Uber is deploying AI agents into their engineering workflow at scale. Engineers submit prompts via web, Slack, or command line, and a system called “Minions” generates code changes and opens pull requests. The engineers are positioned as tech leads directing AI agents, not writing code themselves. About 70% of submitted tasks are “toil” — repetitive maintenance work. The platform even suggests prompt improvements when instructions are unclear. The challenges are real though: adoption works better through peer success stories than mandates, measuring business impact as opposed to just activity metrics is hard, and running large language models at scale is expensive. But the direction is clear: AI handles toil, engineers handle judgment.

VentureBeat published a sobering piece on agent security. The scenario: an attacker embeds an instruction in a forwarded email, an agent summarizes it, and the hidden instruction tells the agent to forward credentials to an external endpoint. The firewall logs HTTP 200. EDR sees a normal process. Nothing fires. The numbers are alarming: 22% of enterprise customers have employees running agents without IT approval, over 30,000 publicly exposed instances detected in two weeks, and 36% of published agent skills contain security flaws. Three attack surfaces survive every defense: runtime semantic exfiltration, cross-agent context leakage, and persistent memory poisoning. The security community is working on it, but the gaps are structural.

Here’s a delightful one. McDonald’s engineering team automated the ice cream machine outage process. The machines aren’t usually “broken” — they’re in a mandatory four-hour heat treatment cycle for food safety. Previously, crew had to go through a 19-click manual process to mark items unavailable, and often forgot to restore them when the machine came back. Now, IoT sensors detect machine status and automatically update product availability across kiosks, mobile apps, and POS in real time. Three months from ideation to pilot, with the bulk of development done in one month. Sometimes the most impactful engineering is the most mundane.

TikTok migrated portions of their Android app from Views to Jetpack Compose and saw a 58% reduction in code size and up to 78% improvement in page loading time for fully rewritten pages. Their strategy was incremental: migrate a specific user journey, confirm benefits, then scale. Compose’s declarative model handles conditional logic more cleanly and reduces the double taxation problem from nested View hierarchies. The right framework really does make a meaningful difference.

Addy Osmani coined a term that deserves to stick: comprehension debt. It’s the growing gap between how much code exists in your system and how much of it any human genuinely understands.
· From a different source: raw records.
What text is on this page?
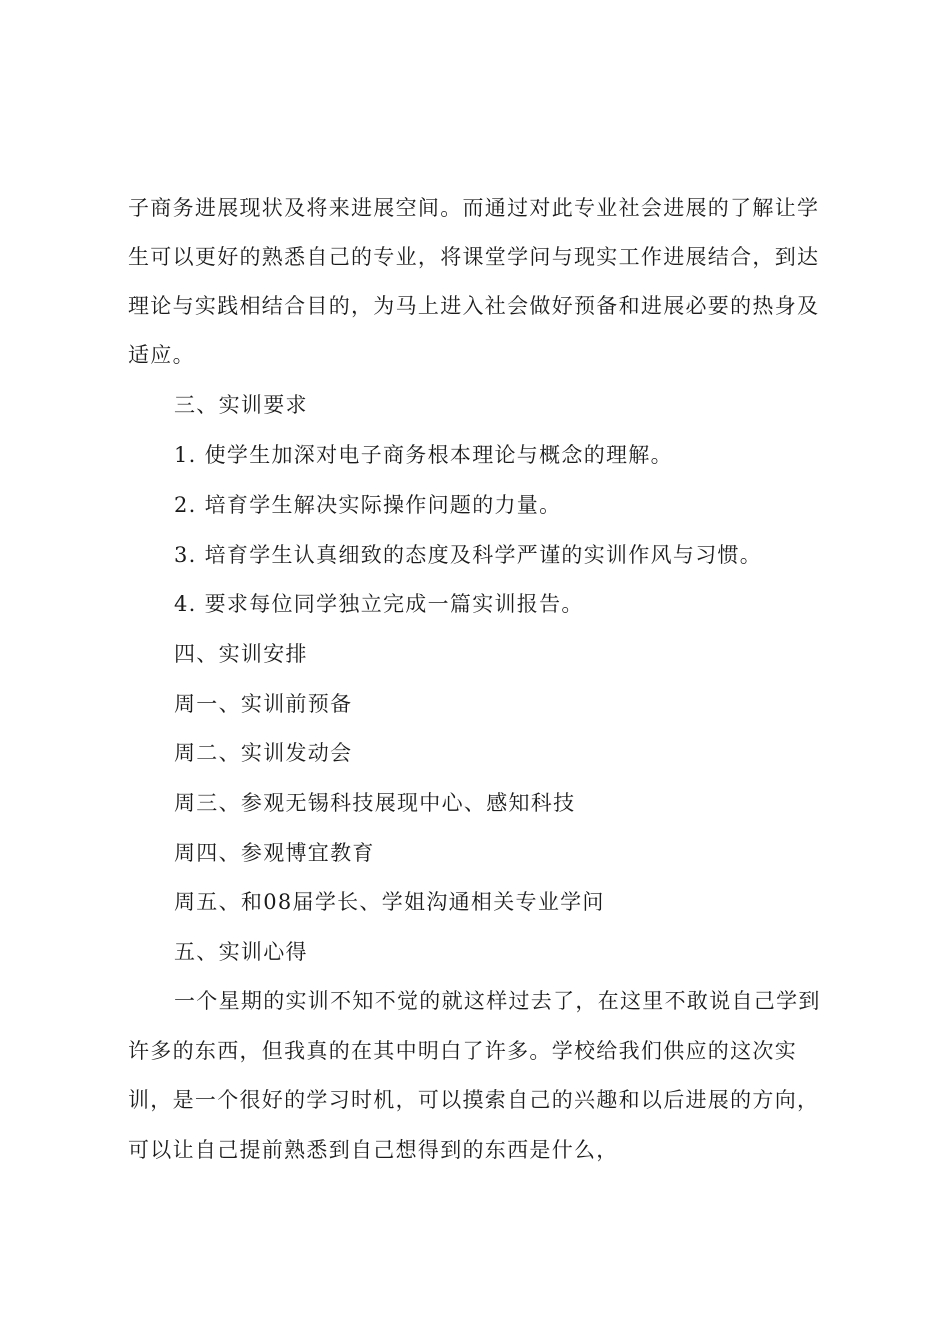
子商务进展现状及将来进展空间。而通过对此专业社会进展的了解让学
生可以更好的熟悉自己的专业，将课堂学问与现实工作进展结合，到达
理论与实践相结合目的，为马上进入社会做好预备和进展必要的热身及
适应。
三、实训要求
1. 使学生加深对电子商务根本理论与概念的理解。
2. 培育学生解决实际操作问题的力量。
3. 培育学生认真细致的态度及科学严谨的实训作风与习惯。
4. 要求每位同学独立完成一篇实训报告。
四、实训安排
周一、实训前预备
周二、实训发动会
周三、参观无锡科技展现中心、感知科技
周四、参观博宜教育
周五、和08届学长、学姐沟通相关专业学问
五、实训心得
一个星期的实训不知不觉的就这样过去了，在这里不敢说自己学到
许多的东西，但我真的在其中明白了许多。学校给我们供应的这次实
训，是一个很好的学习时机，可以摸索自己的兴趣和以后进展的方向，
可以让自己提前熟悉到自己想得到的东西是什么，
Unlike technical debt, which announces itself through friction, comprehension debt breeds false confidence. The codebase looks clean, tests are green, and the reckoning arrives quietly. He points to an Anthropic study where engineers using AI assistance scored 17% lower on comprehension quizzes despite completing tasks in the same time. The speed asymmetry is the problem: AI generates code faster than humans can evaluate it. A junior engineer can now produce code faster than a senior engineer can critically audit it. The rate-limiting factor that kept review meaningful has been removed. This might be the most important piece on the list today.
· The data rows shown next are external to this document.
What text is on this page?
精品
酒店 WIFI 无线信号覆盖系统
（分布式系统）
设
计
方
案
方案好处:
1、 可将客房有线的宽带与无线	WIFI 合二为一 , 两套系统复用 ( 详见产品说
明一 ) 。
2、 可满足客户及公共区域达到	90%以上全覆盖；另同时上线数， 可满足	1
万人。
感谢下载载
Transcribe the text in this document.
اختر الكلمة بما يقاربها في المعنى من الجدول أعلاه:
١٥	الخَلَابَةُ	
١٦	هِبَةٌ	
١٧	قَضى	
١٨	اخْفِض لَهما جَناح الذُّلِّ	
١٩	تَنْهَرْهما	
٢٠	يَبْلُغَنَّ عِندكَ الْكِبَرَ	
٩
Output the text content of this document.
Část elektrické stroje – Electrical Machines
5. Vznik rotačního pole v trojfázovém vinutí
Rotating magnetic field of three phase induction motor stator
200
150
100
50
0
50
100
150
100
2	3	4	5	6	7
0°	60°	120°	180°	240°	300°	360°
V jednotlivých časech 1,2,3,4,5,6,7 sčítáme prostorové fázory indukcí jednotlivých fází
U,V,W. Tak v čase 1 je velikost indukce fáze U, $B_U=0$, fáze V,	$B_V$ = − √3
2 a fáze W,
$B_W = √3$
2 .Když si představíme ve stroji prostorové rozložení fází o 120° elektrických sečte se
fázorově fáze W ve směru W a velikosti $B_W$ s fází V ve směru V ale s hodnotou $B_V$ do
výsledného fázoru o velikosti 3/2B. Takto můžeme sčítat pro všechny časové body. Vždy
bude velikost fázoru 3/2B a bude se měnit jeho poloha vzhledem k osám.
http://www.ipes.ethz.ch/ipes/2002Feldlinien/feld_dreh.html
InfoWorld responds to the discourse around Garry Tan’s gstack — a collection of Claude Code skills written in Markdown. Some called it “God mode for development,” others said it’s “just a bunch of text files.” The author’s response: yes, it’s text files, but so is all your Python, TypeScript, Docker, and YAML. Everything computer science has done for a hundred years has been improving abstraction layers — from flipping mechanical switches to binary to assembly to high-level languages. Markdown is the next layer. Humans use compilers to convert C++ into apps; now humans use Claude to convert Markdown into apps. Deal with it.

That’s list 744. The throughline today is about rising floors and hidden debts. The floor for what counts as a competent engineer is rising fast. The floor for what counts as secure agent deployment is not rising fast enough. And while everyone’s celebrating the speed, Addy Osmani is asking whether anyone still understands what they’ve built.